Толстой напоминает читателям о словах Христа, и его стиль принимает какую-то евангельскую окраску: «Мир оставляю вам, мир мой даю вам: да не смущается сердце ваше и да не устрашается», - сказал Христос. И мир этот действительно уже есть среди нас, и от нас зависит - приобрести его. Получается так, что устами Толстого нам проповедует сам Спаситель: «Только бы не смущалось сердце отдельных людей теми соблазнами, которыми ежечасно соблазняют их, и не устрашалось бы теми воображаемыми страхами,          которыми пугают их. Только бы знали люди, в чем их могущественная всепобеждающая сила, и мир, которого всегда желали люди, … уже давно наступил бы среди нас».

Очень мощное, очень убедительное завершение статьи, состоящей из восемнадцати глав. Вторая статья названа Толстым полемично «Патриотизм или мир?». Третьего не дано. И получается, что понятие «патриотизм» у Толстого является антонимом понятия «мир». Так резко ставит вопрос автор. Что называется, «ребром». Статья представляет собой ответ на письмо английского публициста Джона Монсона.

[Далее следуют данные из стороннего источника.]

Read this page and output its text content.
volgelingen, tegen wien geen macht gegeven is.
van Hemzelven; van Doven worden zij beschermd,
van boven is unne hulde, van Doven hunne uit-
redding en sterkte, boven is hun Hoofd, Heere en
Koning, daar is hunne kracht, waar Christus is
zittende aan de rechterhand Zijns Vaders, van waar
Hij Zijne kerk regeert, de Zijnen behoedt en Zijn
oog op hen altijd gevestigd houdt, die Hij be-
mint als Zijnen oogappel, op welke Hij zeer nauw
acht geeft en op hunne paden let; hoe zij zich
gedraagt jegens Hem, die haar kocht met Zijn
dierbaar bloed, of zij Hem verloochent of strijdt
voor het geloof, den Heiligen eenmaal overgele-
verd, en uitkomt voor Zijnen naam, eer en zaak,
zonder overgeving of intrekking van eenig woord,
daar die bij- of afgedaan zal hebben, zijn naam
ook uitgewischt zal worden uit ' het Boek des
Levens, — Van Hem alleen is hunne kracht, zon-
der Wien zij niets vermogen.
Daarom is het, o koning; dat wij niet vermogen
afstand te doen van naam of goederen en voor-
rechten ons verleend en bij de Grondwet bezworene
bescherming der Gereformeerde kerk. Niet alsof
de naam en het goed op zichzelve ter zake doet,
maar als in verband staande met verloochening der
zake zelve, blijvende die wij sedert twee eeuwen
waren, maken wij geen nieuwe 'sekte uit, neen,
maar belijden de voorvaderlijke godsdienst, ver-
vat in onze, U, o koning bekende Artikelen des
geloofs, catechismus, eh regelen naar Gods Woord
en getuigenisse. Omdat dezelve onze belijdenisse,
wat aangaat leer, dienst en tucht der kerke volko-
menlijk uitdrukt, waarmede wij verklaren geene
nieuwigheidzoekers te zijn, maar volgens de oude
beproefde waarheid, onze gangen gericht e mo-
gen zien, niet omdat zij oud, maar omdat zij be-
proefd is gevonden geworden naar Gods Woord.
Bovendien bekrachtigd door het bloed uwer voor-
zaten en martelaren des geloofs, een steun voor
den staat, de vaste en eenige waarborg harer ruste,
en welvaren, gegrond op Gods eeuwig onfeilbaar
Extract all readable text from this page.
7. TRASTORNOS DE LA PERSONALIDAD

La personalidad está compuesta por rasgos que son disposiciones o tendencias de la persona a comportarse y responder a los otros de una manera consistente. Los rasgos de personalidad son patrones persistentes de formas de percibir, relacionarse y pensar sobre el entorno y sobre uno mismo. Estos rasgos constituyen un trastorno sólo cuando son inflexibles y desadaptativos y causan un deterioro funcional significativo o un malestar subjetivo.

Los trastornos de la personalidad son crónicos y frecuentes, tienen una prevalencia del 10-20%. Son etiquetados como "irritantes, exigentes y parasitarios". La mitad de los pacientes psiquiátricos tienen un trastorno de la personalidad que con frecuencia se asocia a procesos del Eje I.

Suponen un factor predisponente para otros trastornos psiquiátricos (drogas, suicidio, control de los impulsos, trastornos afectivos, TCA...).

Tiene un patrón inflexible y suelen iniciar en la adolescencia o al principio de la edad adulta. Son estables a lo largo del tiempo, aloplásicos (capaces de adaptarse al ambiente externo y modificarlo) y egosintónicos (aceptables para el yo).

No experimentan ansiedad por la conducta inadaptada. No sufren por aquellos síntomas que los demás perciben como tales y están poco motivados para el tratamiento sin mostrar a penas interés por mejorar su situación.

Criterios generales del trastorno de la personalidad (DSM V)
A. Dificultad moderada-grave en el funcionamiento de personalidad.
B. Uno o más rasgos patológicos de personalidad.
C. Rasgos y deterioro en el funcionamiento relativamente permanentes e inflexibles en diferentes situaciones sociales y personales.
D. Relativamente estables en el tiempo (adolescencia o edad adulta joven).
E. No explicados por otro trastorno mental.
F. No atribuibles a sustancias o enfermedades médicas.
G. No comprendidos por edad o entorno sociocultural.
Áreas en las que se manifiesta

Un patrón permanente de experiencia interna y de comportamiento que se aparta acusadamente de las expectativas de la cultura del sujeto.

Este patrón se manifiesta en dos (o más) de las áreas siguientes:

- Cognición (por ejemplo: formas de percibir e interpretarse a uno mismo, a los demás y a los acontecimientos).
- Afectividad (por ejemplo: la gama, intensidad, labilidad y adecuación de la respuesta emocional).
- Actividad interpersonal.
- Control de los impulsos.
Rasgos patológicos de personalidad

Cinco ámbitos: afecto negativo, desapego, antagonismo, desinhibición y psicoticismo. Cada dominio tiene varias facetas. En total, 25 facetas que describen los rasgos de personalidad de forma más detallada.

Англичанин обратился ко Льву Николаевичу с просьбой высказаться по поводу конфликта Великобритании и США из-за Венесуэлы.

И Толстой, как бы продолжая  статью «Христианство и патриотизм», развивает свое учение о патриотизме  уже применительно к конкретным историческим условиям.  Он говорит, что народы находятся в таком состоянии, что им пора прозреть и увидеть действительное положение дел. Патриотизм, по Толстому, - это ослепление. И «ослепление, в котором находятся народы, восхваляющие патриотизм, воспитывающие свои молодые поколения в суеверии патриотизма и, между тем не желающие неизбежных последствий патриотизма – войны, дошло, как мне кажется, до той последней степени, при которой достаточно самого простого, просящегося на язык каждого непредубежденного человека, рассуждения, для того, чтобы люди увидали то вопиющее противоречие, в котором они находятся».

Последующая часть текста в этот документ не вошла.